Flip Your Switch and Lose The Weight
Hormones play a huge role in what our bodies look like and how they function: skinny, strong, obese, lean, weak, lethargic, energetic, happy , sad (you get the point).
So, what are hormones? Oxford Dictionary defines hormone as originating from the Greek word hormôn, meaning to set in motion, excite, stimulate. "A regulatory substance produced in an organism and transported in tissue fluids such as blood or sap to stimulate specific cells or tissues into action."
Basically, an organ creates a hormone which acts as a messenger to stimulate some type of change in the body. When it comes to strength and stamina, the main categories that we focus on are anabolic and catabolic hormones.
Anabolic hormones, such as insulin, builds molecules (muscle or fat) that later can be used as fuel. Catabolic hormones, like cortisol and adrenaline, break down molecules and release energy. Thyroid hormones regulate the body's metabolism. In other words, thyroid hormones have the ability to make, store, and use energy.
Insulin has a bad rap because of its ability to build fatty tissues which can lead to many health issues, including type 2 diabetes. But it can also aid in building muscle. It just depends on the health of your body and whether you are sedentary or active. Insulin pulls glucose from the blood and into the muscles, which it uses for fuel. If your daily grind is at a desk all day, it's likely that your body will be more susceptible to fat synthesis because your fatty tissues are more insulin sensitive. To keep insulin in healthy working order and energy levels high, it's best to participate in an aerobic activity at least 3 times per week. It has been found that insulin activity improves for two days after exercise. When you exercise, the muscles draw glucose from the blood to use for energy without needing insulin.
Cortisol is the stress hormone. Cortisol regulates alertness. Levels are normally higher in the morning and begin to taper off throughout the day. Cortisol levels may remain high if you did not sleep well or are constantly stressed out. Your body likes to break down carbohydrates for energy first, then fat, then protein. However, when cortisol is released (due to lack of sleep or high stress) the order is reversed, meaning protein gets broken down for energy first, and that means, your body will store carbs as fat. Destress, sleep, and use a supplement such as ashwagandha root, if necessary, to help regulate your adrenal system.
Adrenaline is the fight-or-flight hormone. It has the ability to spark cortisol production and flood the body with glucose for an immediate energy spike. Which brings us back to the danger of too much cortisol. One way to combat the adrenaline rush, is to relax. Listen to soothing music, meditate, or practice yoga. Any calming activity will work.

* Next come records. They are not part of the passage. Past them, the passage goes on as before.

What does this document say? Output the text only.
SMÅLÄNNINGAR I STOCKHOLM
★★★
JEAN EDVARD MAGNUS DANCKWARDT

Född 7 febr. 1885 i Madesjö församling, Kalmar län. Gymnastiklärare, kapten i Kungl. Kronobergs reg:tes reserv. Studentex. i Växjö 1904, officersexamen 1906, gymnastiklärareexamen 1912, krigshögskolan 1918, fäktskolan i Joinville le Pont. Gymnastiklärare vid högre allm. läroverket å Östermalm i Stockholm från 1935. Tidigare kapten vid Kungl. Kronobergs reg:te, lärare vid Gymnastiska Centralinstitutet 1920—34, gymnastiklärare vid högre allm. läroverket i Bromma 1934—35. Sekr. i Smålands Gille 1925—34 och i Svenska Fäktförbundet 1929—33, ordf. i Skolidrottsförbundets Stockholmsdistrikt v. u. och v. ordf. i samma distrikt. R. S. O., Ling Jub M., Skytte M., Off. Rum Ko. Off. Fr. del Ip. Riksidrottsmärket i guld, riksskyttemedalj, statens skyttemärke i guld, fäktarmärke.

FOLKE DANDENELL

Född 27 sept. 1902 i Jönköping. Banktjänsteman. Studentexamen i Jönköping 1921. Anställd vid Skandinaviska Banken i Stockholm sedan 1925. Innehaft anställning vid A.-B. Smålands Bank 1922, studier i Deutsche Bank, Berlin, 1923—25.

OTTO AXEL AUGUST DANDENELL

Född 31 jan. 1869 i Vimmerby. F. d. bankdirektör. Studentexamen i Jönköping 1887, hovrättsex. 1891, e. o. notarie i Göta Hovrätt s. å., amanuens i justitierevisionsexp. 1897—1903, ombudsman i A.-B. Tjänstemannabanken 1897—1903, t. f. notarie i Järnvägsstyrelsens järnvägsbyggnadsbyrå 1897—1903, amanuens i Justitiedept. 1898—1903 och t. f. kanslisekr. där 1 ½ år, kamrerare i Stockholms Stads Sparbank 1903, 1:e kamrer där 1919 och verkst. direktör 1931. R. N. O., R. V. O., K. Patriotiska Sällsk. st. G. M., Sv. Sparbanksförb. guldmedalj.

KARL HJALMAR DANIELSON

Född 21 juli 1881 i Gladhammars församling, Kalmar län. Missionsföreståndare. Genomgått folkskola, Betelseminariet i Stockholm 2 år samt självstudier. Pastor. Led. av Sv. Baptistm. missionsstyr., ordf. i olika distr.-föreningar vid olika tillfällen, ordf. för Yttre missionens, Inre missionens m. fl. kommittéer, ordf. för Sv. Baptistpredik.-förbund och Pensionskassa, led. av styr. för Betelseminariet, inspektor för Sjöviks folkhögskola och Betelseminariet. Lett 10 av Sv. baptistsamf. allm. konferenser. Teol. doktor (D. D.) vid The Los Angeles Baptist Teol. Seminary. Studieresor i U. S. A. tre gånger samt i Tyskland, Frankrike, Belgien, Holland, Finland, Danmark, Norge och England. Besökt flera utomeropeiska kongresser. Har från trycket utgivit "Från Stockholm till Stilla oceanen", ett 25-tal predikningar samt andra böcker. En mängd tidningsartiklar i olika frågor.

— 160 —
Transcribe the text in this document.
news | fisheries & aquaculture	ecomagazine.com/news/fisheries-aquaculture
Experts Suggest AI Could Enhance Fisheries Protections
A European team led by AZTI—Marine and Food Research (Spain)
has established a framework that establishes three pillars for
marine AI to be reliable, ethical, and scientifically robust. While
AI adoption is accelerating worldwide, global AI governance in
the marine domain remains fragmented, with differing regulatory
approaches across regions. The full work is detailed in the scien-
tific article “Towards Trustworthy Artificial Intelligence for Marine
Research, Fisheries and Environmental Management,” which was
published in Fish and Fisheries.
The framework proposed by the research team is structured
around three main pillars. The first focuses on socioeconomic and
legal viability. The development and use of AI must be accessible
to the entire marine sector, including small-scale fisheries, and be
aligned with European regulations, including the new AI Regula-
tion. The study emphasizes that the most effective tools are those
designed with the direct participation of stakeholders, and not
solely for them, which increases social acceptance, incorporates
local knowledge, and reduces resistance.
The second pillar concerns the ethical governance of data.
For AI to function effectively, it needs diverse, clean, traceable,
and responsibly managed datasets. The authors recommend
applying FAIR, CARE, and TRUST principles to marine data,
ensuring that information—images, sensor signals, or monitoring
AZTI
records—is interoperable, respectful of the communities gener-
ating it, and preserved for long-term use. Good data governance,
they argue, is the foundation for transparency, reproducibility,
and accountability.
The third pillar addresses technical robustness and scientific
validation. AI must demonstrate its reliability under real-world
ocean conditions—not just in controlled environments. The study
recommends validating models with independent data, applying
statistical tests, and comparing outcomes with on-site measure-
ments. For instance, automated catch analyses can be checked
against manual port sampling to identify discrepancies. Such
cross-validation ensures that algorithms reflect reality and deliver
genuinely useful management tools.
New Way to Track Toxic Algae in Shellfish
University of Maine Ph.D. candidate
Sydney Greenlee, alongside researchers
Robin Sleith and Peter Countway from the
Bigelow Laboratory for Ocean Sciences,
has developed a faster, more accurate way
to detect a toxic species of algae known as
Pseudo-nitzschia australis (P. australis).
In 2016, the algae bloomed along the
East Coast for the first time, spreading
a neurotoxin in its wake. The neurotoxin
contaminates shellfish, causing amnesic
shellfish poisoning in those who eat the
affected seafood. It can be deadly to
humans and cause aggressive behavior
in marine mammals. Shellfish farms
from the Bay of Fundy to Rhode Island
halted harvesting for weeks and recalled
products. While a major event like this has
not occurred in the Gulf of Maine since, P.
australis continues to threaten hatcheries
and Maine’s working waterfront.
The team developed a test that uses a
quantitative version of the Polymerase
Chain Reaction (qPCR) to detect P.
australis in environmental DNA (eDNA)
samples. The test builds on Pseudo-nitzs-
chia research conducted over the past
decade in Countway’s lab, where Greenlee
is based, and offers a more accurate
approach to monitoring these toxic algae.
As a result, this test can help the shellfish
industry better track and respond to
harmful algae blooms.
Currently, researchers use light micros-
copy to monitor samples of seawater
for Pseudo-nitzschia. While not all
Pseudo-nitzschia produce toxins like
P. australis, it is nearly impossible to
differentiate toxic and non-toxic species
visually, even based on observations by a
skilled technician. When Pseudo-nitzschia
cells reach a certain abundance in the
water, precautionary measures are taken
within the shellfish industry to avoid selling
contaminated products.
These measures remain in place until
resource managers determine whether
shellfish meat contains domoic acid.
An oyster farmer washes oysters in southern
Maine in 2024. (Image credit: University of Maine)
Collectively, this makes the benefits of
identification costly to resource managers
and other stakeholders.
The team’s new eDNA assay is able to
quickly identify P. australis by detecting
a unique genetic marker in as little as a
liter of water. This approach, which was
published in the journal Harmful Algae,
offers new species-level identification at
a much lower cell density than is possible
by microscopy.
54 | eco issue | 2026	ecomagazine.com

Thyroid hormones are crucial in regulating the body's metabolism. There are certain foods and products that may inhibit the proper functioning of your thyroid. Raw vegetables, such as broccoli, corn, cauliflower, turnips and some others contain natural chemicals called goitrogens (goiter producers) that can interfere with thyroid hormone synthesis. Fortunately, cooking or lightly steaming these veggies inactivates the goitrogens, making them safer to eat for those who already suffer from low thyroid function. Another cause for concern are bisphenol and phthalates - two chemicals found in plastic products, like water bottles and food containers. These chemicals can throw off thyroid function and cause fatigue. Avoid using plastic products whenever possible and no matter what, do not heat plastics. Doing so can cause BPA and other chemicals to leach into your food.
All four of these hormones work together. If one fails, it becomes like a domino effect with the others - each leaping into action, wreaking havoc on your body. The goal is always to keep your energy working at an optimal level so that you can get through each day with strength and stamina. Flip the switch on these hormones and release those extra pounds for good.
As always, I'd love to continue the conversation over in the forum. See you there!
I am not a doctor and the articles I write are intended to increase your knowledge about the subject. It's always a good idea to check with your personal doctor before changing your diet, taking supplements, or starting an exercise program.